If you want, you can chill it a bit before eating, but this mousse won't really hold up for days. Think more like you make it right before dinner and then eat it right after, or if you are making a single serving for yourself, just chill your ramekin or cup or whatever you are going to eat it out of before you start preparing your dessert. No chilling of the finished product is necessary, especially if you are working with cold ingredients. If you've got a jar of peach purée that you, say, made right after buying peaches at the farmers market, then this takes no time at all. If you don't have one, you should probably go to the farmers market, buy some ripe peaches, and make one. Heck, make more than one and freeze the extra.
This recipe makes one reasonably-sized serving. If you want to go big, as I have lately, multiply everything times 1.5. If you are not single or have a date or a dinner party or a family, multiply times the number of people and maybe add a serving (or more) because some people want big helpings or seconds or what-have-you.
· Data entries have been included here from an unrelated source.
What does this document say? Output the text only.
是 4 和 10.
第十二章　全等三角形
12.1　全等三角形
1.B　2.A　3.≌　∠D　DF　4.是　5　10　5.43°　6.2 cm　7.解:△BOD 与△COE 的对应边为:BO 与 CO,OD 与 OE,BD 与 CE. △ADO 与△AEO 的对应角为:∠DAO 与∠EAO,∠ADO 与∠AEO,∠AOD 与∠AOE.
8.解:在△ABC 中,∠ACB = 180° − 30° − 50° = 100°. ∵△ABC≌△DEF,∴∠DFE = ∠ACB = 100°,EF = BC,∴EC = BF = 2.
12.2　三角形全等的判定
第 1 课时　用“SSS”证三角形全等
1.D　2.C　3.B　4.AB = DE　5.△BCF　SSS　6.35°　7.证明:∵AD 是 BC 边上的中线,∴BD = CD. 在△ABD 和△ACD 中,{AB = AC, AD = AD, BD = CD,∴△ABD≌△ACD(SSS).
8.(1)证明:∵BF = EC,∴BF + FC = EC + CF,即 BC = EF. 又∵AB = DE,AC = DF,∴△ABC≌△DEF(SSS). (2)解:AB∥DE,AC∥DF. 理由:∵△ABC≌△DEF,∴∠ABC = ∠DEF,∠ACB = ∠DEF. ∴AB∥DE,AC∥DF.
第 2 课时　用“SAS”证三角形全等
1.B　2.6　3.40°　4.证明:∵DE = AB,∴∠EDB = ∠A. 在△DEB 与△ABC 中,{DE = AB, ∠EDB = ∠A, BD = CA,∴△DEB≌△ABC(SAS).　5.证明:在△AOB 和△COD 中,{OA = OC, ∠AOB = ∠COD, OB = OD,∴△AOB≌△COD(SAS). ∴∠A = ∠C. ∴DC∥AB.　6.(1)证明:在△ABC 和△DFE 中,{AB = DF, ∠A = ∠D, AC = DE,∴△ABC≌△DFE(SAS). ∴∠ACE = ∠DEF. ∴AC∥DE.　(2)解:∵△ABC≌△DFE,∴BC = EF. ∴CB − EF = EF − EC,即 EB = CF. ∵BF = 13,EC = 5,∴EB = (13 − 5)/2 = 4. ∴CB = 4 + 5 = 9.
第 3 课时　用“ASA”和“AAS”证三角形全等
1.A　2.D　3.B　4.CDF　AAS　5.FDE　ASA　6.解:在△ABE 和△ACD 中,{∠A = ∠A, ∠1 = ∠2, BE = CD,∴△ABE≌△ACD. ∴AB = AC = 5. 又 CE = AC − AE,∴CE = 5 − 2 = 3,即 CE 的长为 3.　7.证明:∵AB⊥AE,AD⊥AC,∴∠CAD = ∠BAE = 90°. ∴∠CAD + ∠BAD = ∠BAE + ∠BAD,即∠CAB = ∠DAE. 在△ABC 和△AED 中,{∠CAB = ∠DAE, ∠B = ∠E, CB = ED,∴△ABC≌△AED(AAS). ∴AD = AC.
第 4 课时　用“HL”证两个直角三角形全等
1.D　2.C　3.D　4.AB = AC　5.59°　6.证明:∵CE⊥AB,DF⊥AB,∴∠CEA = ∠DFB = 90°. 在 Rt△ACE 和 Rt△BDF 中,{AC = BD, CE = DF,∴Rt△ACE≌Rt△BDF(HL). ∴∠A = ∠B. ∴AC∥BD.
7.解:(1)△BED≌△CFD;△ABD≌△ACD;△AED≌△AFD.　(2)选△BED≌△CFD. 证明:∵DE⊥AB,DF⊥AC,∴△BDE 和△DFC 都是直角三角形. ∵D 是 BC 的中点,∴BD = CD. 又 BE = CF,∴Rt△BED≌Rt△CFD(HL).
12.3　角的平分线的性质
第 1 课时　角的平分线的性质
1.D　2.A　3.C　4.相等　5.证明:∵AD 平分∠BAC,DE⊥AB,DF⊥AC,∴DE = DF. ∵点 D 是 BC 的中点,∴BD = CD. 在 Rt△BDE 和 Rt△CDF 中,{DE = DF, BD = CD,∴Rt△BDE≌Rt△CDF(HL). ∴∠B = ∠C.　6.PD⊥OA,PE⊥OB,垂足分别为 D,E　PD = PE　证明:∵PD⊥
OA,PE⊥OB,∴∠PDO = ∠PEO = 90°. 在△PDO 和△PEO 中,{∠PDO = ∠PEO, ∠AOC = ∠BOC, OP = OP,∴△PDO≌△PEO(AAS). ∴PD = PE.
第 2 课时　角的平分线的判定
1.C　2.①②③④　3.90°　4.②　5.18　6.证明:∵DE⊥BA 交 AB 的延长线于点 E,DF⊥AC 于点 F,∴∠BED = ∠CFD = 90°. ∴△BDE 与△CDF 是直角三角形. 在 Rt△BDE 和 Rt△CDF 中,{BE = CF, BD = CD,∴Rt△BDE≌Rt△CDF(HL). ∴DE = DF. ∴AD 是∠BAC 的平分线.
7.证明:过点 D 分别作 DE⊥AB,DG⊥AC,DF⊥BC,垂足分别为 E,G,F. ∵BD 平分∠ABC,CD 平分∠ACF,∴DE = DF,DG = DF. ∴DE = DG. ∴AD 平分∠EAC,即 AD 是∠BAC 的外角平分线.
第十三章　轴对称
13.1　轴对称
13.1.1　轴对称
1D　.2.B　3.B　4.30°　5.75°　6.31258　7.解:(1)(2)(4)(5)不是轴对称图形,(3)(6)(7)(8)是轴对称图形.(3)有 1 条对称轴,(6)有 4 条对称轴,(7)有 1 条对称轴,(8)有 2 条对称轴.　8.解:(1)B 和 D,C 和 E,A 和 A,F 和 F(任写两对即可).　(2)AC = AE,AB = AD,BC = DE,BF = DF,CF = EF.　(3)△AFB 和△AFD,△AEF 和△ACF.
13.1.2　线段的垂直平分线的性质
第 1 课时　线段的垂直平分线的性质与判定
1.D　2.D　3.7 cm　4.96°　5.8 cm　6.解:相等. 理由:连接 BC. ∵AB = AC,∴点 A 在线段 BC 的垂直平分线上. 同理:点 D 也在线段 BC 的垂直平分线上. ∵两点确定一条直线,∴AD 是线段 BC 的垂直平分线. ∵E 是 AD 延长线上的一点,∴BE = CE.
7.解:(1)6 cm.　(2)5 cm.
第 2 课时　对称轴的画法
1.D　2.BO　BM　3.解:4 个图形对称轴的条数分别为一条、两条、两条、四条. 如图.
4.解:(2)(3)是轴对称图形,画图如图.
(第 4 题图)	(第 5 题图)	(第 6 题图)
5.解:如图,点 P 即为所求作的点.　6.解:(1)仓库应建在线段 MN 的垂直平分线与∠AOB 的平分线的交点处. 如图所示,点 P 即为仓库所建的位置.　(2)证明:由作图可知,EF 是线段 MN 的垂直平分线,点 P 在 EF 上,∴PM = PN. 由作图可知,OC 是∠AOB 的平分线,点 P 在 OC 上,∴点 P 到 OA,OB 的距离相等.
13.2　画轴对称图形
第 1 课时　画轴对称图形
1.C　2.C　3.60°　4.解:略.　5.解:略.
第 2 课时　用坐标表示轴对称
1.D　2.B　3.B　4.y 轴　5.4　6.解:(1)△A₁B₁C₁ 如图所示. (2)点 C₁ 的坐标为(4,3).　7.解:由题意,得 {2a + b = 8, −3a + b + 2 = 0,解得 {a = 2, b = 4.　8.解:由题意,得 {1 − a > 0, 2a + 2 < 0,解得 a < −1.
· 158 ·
This is based on my recollection of a recipe from what claimed to be a French monastic cookbook based on the principal of seasonal eating. This recipe was pretty much the only thing I made from the book and liked, but as the cookbook cost less than $5 in the basement of the Harvard Book Store, I never felt bad about that. However, in one of my recent moves, I apparently didn't feel like I needed to keep the book either, so when I went to find the recipe a few weeks ago, I realized I must've gotten rid of the cookbook it was in. Oops!
However, as I was sure I remembered the basic ingredients, I decided to tinker till I got something I was happy with. This is it.
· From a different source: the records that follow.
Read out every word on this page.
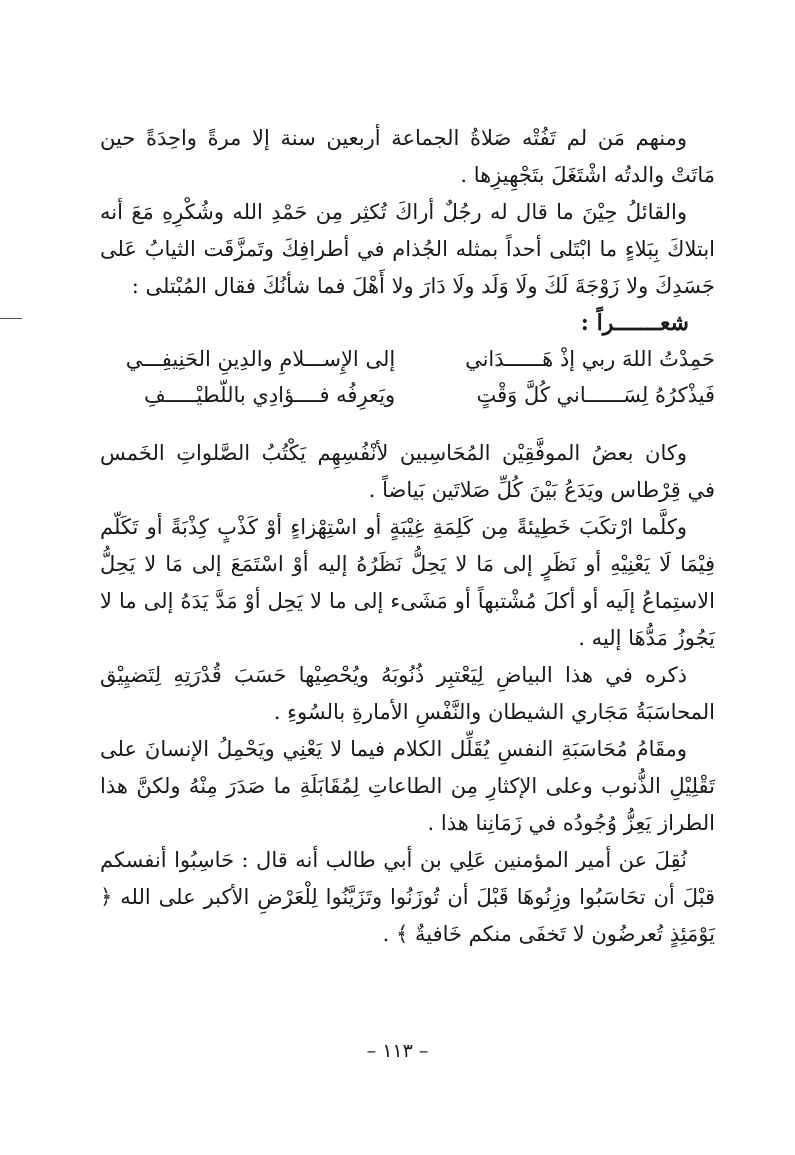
ومنهم مَن لم تَفُتْه صَلاةُ الجماعة أربعين سنة إلا مرةً واحِدَةً حين مَاتَتْ والدتُه اشْتَغَلَ بتَجْهِيزِها .

والقائلُ حِيْنَ ما قال له رجُلٌ أراكَ تُكثِر مِن حَمْدِ الله وشُكْرِهِ مَعَ أنه ابتلاكَ بِبَلاءٍ ما ابْتَلى أحداً بمثله الجُذام في أطرافِكَ وتَمزَّقَت الثيابُ عَلى جَسَدِكَ ولا زَوْجَةَ لَكَ ولَا وَلَد ولَا دَارَ ولا أَهْلَ فما شأنُكَ فقال المُبْتلى :

شعـــــــراً :

حَمِدْتُ اللهَ ربي إذْ هَــــــدَاني
إلى الإِســـلامِ والدِينِ الحَنِيفِـــي
فَيذْكرُهُ لِسَــــــاني كُلَّ وَقْتٍ
ويَعرِفُه فــــؤادِي باللّطيْـــــفِ

وكان بعضُ الموفَّقِيْن المُحَاسِبين لأنْفُسِهِم يَكْتُبُ الصَّلواتِ الخَمس في قِرْطاس ويَدَعُ بَيْنَ كُلِّ صَلاتَين بَياضاً .

وكلَّما ارْتكَبَ خَطِيئةً مِن كَلِمَةِ غِيْبَةٍ أو اسْتِهْزاءٍ أوْ كَذْبٍ كِذْبَةً أو تَكَلّم فِيْمَا لَا يَعْنِيْهِ أو نَظَرٍ إلى مَا لا يَحِلُّ نَظَرُهُ إليه أوْ اسْتَمَعَ إلى مَا لا يَحِلُّ الاستِماعُ إلَيه أو أكلَ مُشْتبهاً أو مَشَىء إلى ما لا يَحِل أوْ مَدَّ يَدَهُ إلى ما لا يَجُوزُ مَدُّهَا إليه .

ذكره في هذا البياضِ لِيَعْتبِر ذُنُوبَهُ ويُحْصِيْها حَسَبَ قُدْرَتِهِ لِتَضيِيْق المحاسَبَةُ مَجَاري الشيطان والنَّفْسِ الأمارةِ بالسُوءِ .

ومقَامُ مُحَاسَبَةِ النفسِ يُقَلِّل الكلام فيما لا يَعْنِي ويَحْمِلُ الإنسانَ على تَقْلِيْلِ الذُّنوب وعلى الإكثارِ مِن الطاعاتِ لِمُقَابَلَةِ ما صَدَرَ مِنْهُ ولكنَّ هذا الطراز يَعِزُّ وُجُودُه في زَمَانِنا هذا .

نُقِلَ عن أمير المؤمنين عَلِي بن أبي طالب أنه قال : حَاسِبُوا أنفسكم قبْلَ أن تحَاسَبُوا وزِنُوهَا قَبْلَ أن تُوزَنُوا وتَزَيَّنُوا لِلْعَرْضِ الأكبر على الله ﴿ يَوْمَئِذٍ تُعرضُون لا تَخفَى منكم خَافيةٌ ﴾ .

– ١١٣ –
I know lots of fruit mousses call for gelatin. This one doesn't—not only because the original didn't, but also because I'm a vegetarian—albeit not the strictest one—but despite my occasional marshmallow, I generally don't eat gelatin because it isn't vegetarian. Besides, this is delicious without it and holds up fine so long as you eat it within a few hours of making it. Why add ingredients you don't need, after all?
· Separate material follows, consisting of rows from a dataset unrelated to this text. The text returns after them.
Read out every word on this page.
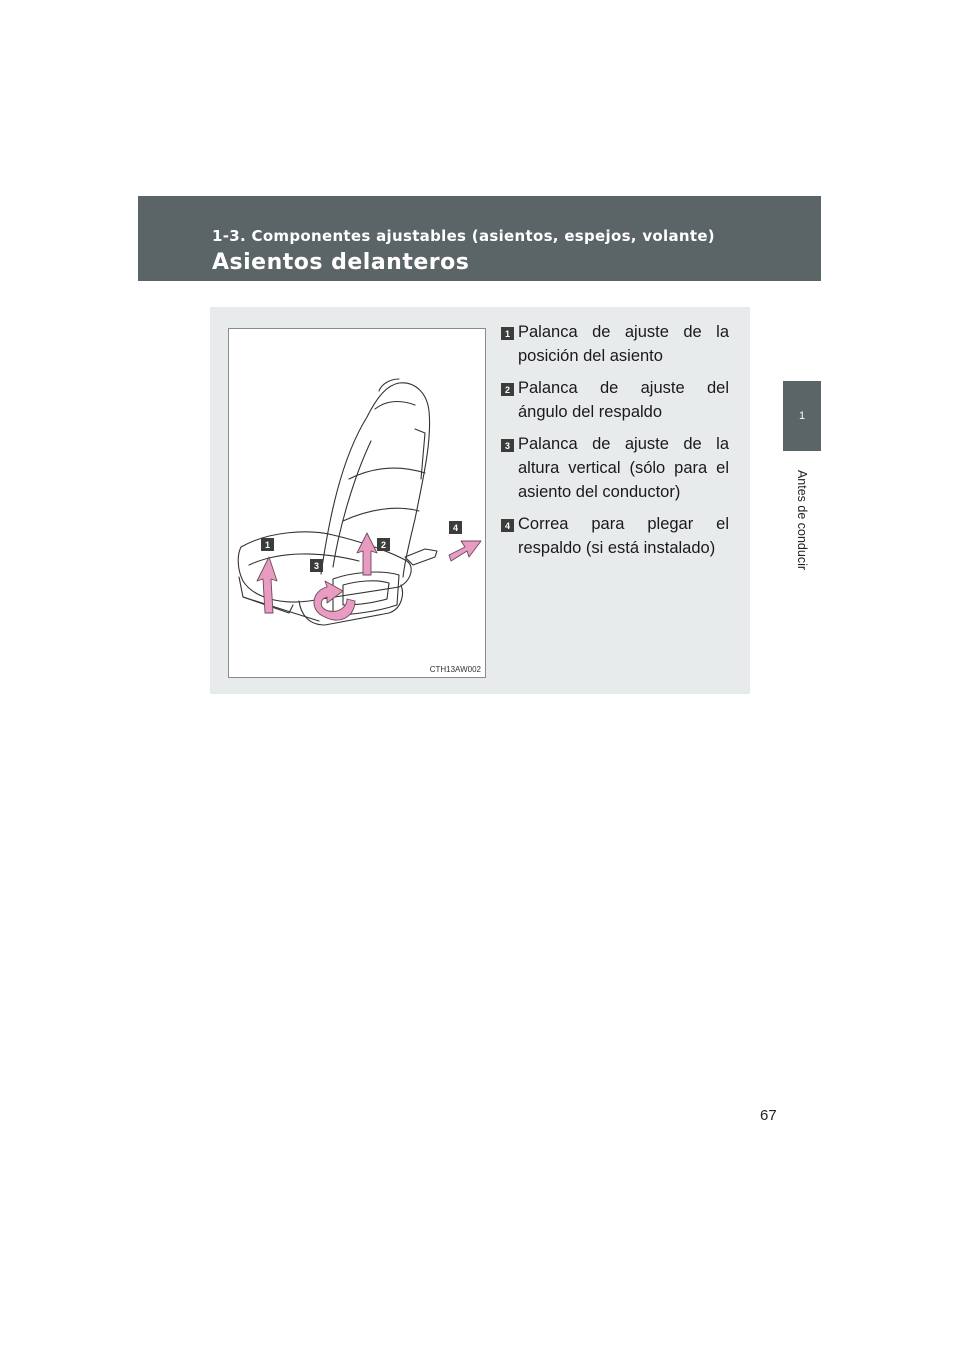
1-3. Componentes ajustables (asientos, espejos, volante)
Asientos delanteros
1
Antes de conducir
1	2
3
4
CTH13AW002
1 Palanca de ajuste de la posición del asiento
2 Palanca de ajuste del ángulo del respaldo
3 Palanca de ajuste de la altura vertical (sólo para el asiento del conductor)
4 Correa para plegar el respaldo (si está instalado)
67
Lastly, I encourage you to get crazy and use different sorts of fruit purée. I think a number of stone fruits would work. However, whatever you use should be about the consistency of peach purée and shouldn't have seeds in it. I guess you could strain out the seeds if necessary, or if the texture doesn't bother you, do what makes you happy. Also, you are likely going to have to adjust the sugar based on the sweetness of the fruit you use, so keep that in mind.
(for a single serving)
¼ cup cream
2 tsp confectioners sugar
1 tsp brandy (option, but why wouldn't you?)
3-5 tsp of peach purée (to taste)
1) Add the cream to a mixing bowl. It would be awesome if the bowl were metal and chilled, but it's not necessary. Using a mixer of whatever sort you've got, start mixing the cream on low as you add the sugar bit by bit and the brandy.
2) Once you've added the sugar and brandy, turn the mixer up to high speed until you've got whipped cream. You'll recognize it because the cream will hold its shape. Don't over mix, or you'll end up with sweetened alcoholic butter, and I'm not really sure what that's useful for. (Perhaps you could make a cake with it.)
3) Once you've got whipped cream, gently fold in the peach purée and spoon into ramekins or tea cups or whatever you plan to serve the mouse from and cover it and put it in the fridge till you are ready to eat it.